Laboratory of Cancer Biology and Genetics, National Cancer Institute, National Institutes of Health, Bethesda, MD, USA.
Cell Syst. 2023 Jun 21;14(6):464-481.e7. doi: 10.1016/j.cels.2023.05.003.
Single-cell RNA sequencing (scRNA-seq) is a powerful technique for describing cell states. Identifying the spatial arrangement of these states in tissues remains challenging, with the existing methods requiring niche methodologies and expertise. Here, we describe segmentation by exogenous perfusion (SEEP), a rapid and integrated method to link surface proximity and environment accessibility to transcriptional identity within three-dimensional (3D) disease models. The method utilizes the steady-state diffusion kinetics of a fluorescent dye to establish a gradient along the radial axis of disease models. Classification of sample layers based on dye accessibility enables dissociated and sorted cells to be characterized by transcriptomic and regional identities. Using SEEP, we analyze spheroid, organoid, and in vivo tumor models of high-grade serous ovarian cancer (HGSOC). The results validate long-standing beliefs about the relationship between cell state and position while revealing new concepts regarding how spatially unique microenvironments influence the identity of individual cells within tumors.

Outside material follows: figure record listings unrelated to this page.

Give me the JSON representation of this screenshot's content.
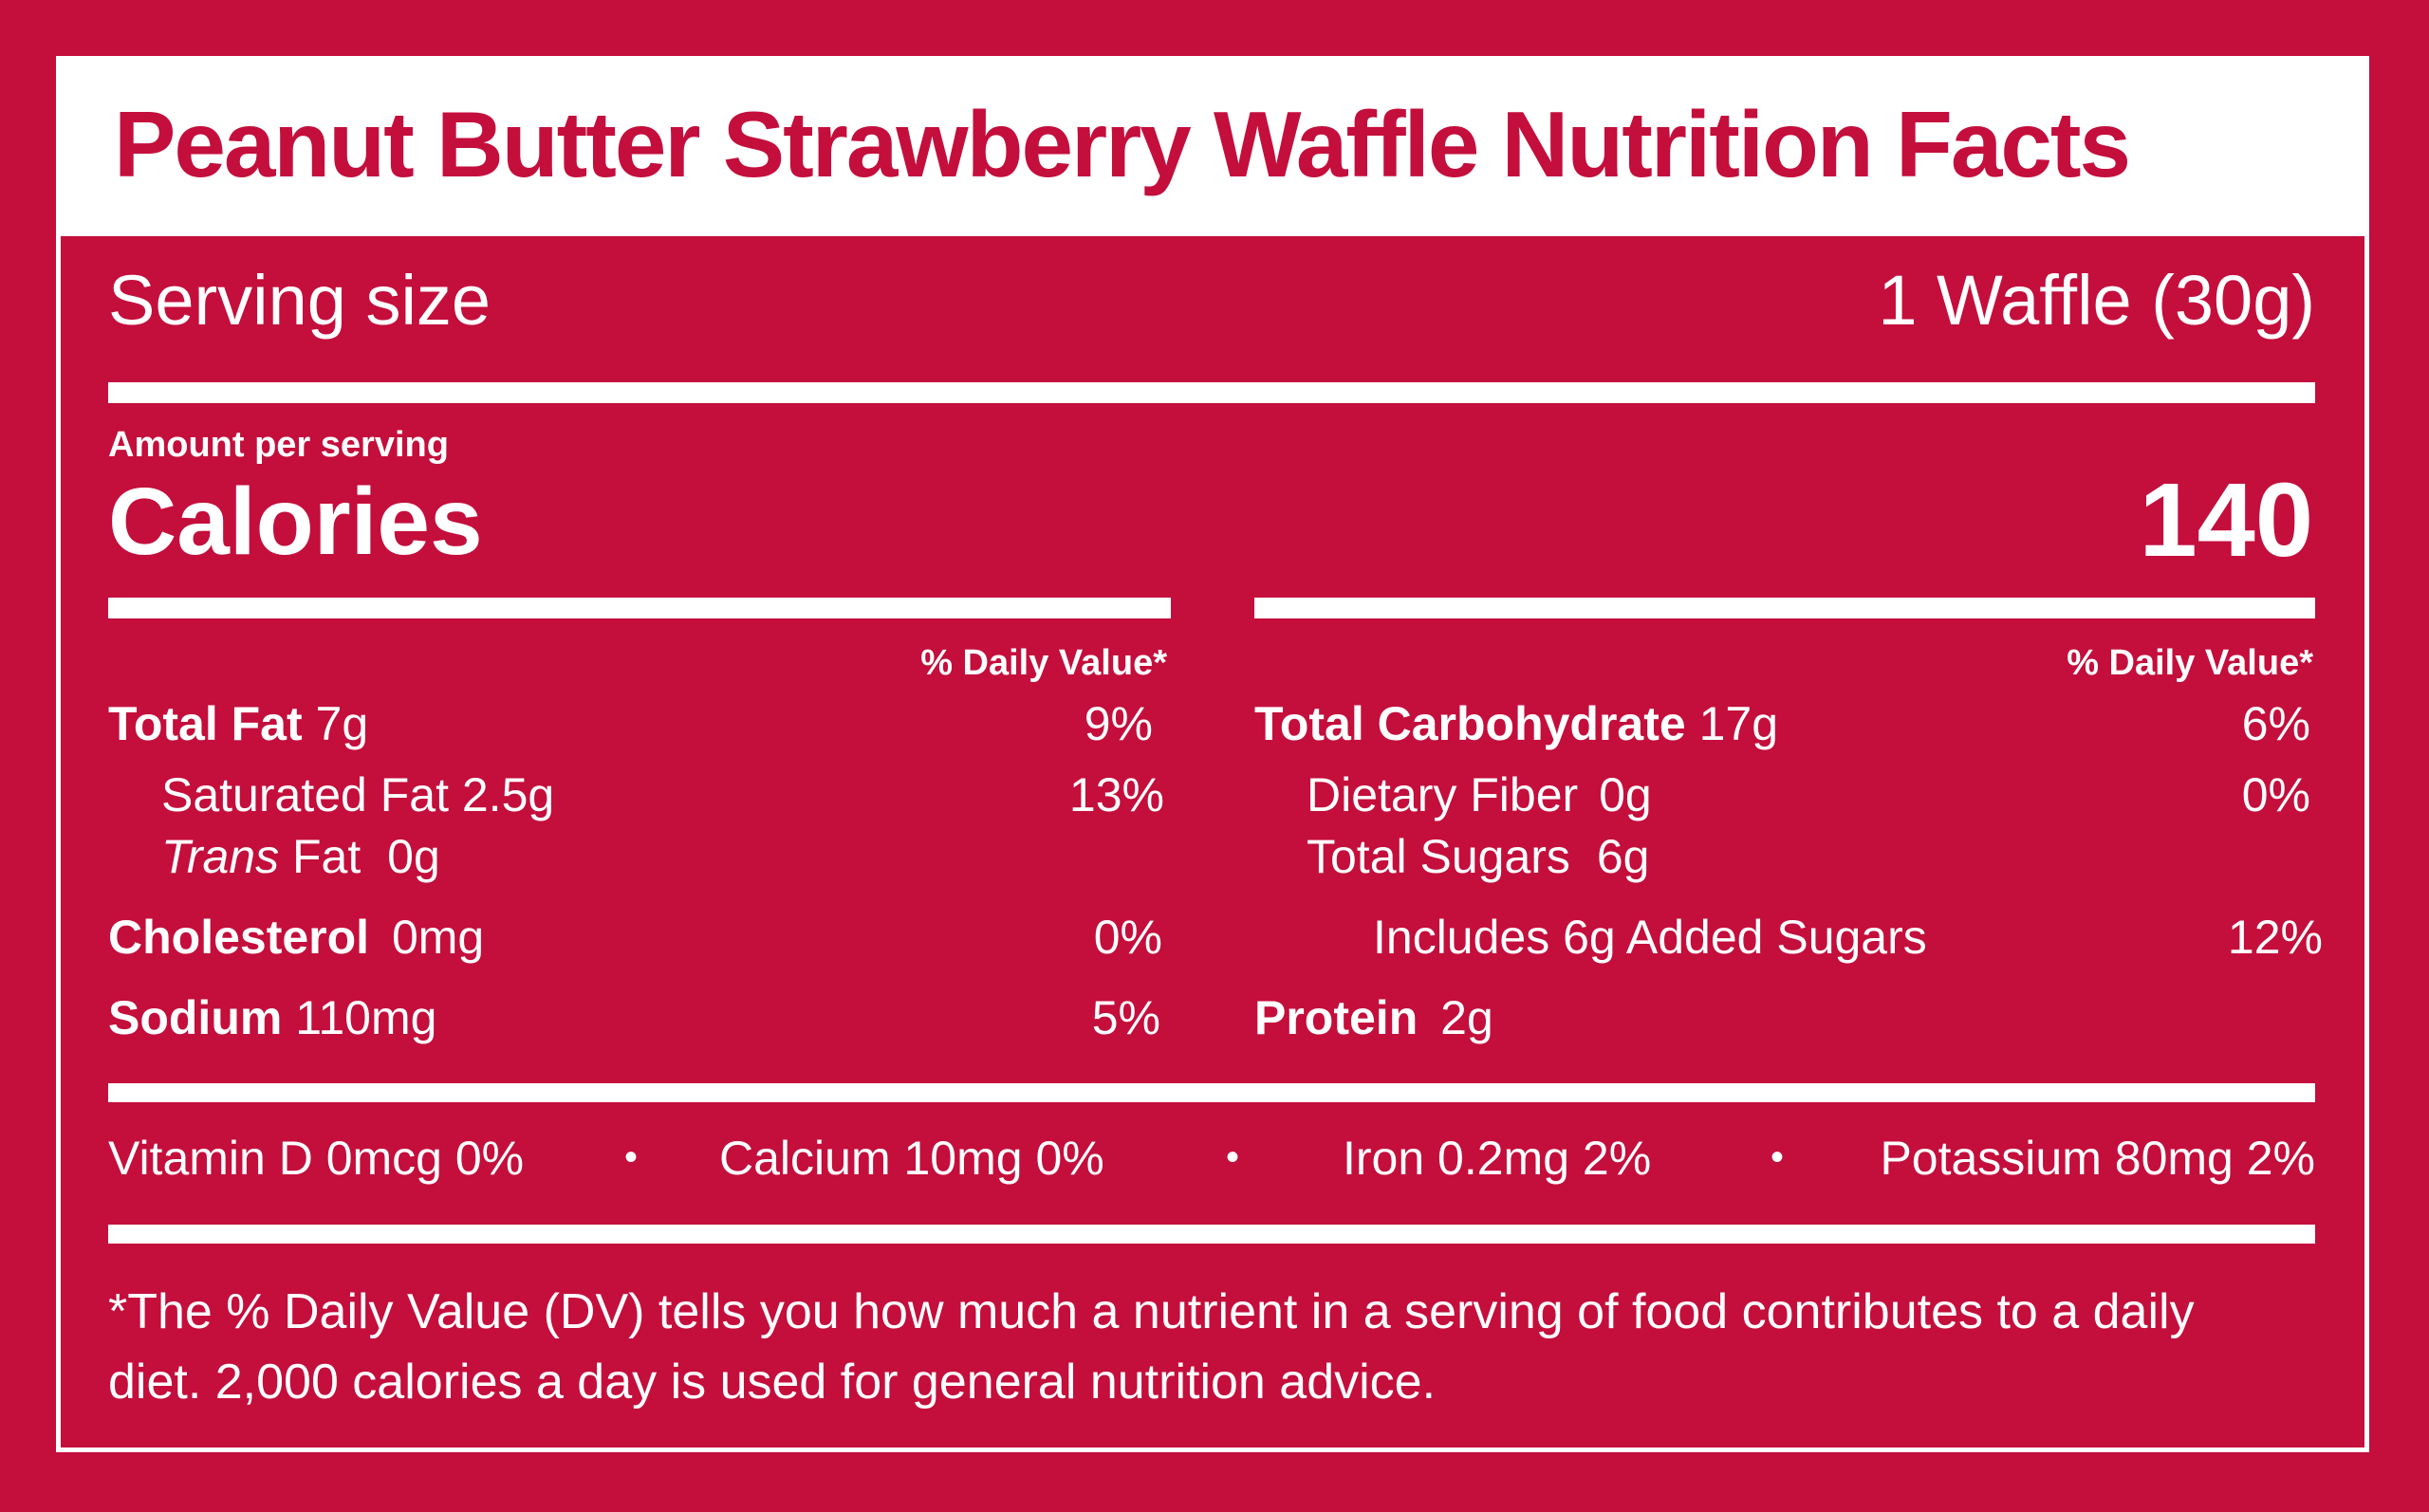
{
  "title": "Peanut Butter Strawberry Waffle Nutrition Facts",
  "serving": {
    "label": "Serving size",
    "value": "1 Waffle (30g)"
  },
  "calories": {
    "amount_label": "Amount per serving",
    "label": "Calories",
    "value": "140"
  },
  "left_column": {
    "dv_header": "% Daily Value*",
    "total_fat": {
      "label": "Total Fat",
      "amount": "7g",
      "dv": "9%"
    },
    "saturated_fat": {
      "label": "Saturated Fat",
      "amount": "2.5g",
      "dv": "13%"
    },
    "trans_fat": {
      "label_italic": "Trans",
      "label": "Fat",
      "amount": "0g"
    },
    "cholesterol": {
      "label": "Cholesterol",
      "amount": "0mg",
      "dv": "0%"
    },
    "sodium": {
      "label": "Sodium",
      "amount": "110mg",
      "dv": "5%"
    }
  },
  "right_column": {
    "dv_header": "% Daily Value*",
    "total_carbohydrate": {
      "label": "Total Carbohydrate",
      "amount": "17g",
      "dv": "6%"
    },
    "dietary_fiber": {
      "label": "Dietary Fiber",
      "amount": "0g",
      "dv": "0%"
    },
    "total_sugars": {
      "label": "Total Sugars",
      "amount": "6g"
    },
    "added_sugars": {
      "label": "Includes 6g Added Sugars",
      "dv": "12%"
    },
    "protein": {
      "label": "Protein",
      "amount": "2g"
    }
  },
  "vitamins": [
    {
      "text": "Vitamin D 0mcg 0%"
    },
    {
      "text": "Calcium 10mg 0%"
    },
    {
      "text": "Iron 0.2mg 2%"
    },
    {
      "text": "Potassium 80mg 2%"
    }
  ],
  "separator": "•",
  "footnote": "*The % Daily Value (DV) tells you how much a nutrient in a serving of food contributes to a daily diet. 2,000 calories a day is used for general nutrition advice.",
  "colors": {
    "background": "#C40E3C",
    "foreground": "#FFFFFF"
  }
}
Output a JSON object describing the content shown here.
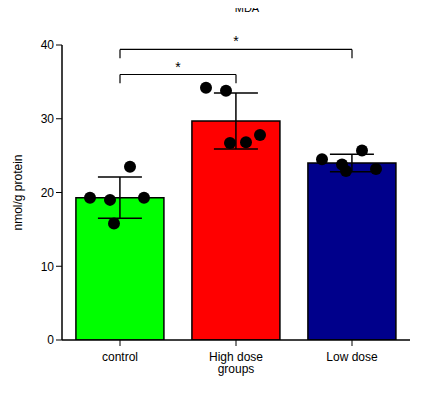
{
  "chart_data": {
    "type": "bar",
    "title": "MDA",
    "y_label": "nmol/g protein",
    "categories": [
      "control",
      "High dose groups",
      "Low dose"
    ],
    "values": [
      19.3,
      29.7,
      24.0
    ],
    "errors": [
      2.8,
      3.8,
      1.2
    ],
    "points": [
      [
        19.3,
        19.0,
        19.3,
        15.8,
        23.5
      ],
      [
        34.2,
        33.8,
        27.8,
        26.7,
        26.8
      ],
      [
        24.5,
        23.8,
        23.2,
        22.9,
        25.7
      ]
    ],
    "colors": [
      "#00ff00",
      "#ff0000",
      "#00008b"
    ],
    "ylim": [
      0,
      40
    ],
    "yticks": [
      0,
      10,
      20,
      30,
      40
    ],
    "grid": false,
    "annotations": [
      {
        "from": "control",
        "to": "High dose groups",
        "label": "*"
      },
      {
        "from": "control",
        "to": "Low dose",
        "label": "*"
      }
    ]
  }
}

单细胞 RNA 测序 (scRNA-seq) 是描述细胞状态的强大技术。确定组织中这些状态的空间排列仍然具有挑战性,现有的方法需要特定的方法和专业知识。在这里,我们描述了通过外源性灌注进行分割 (SEEP),这是一种快速集成的方法,可将表面接近度和环境可及性与三维 (3D) 疾病模型中的转录身份联系起来。该方法利用荧光染料的稳态扩散动力学沿疾病模型的径向轴建立梯度。基于染料可及性对样本层进行分类,使分离和分选的细胞能够通过转录组和区域身份进行表征。使用 SEEP,我们分析了高级别浆液性卵巢癌 (HGSOC) 的球体、类器官和体内肿瘤模型。结果验证了关于细胞状态和位置之间关系的长期观点,同时揭示了关于空间独特微环境如何影响肿瘤内单个细胞身份的新概念。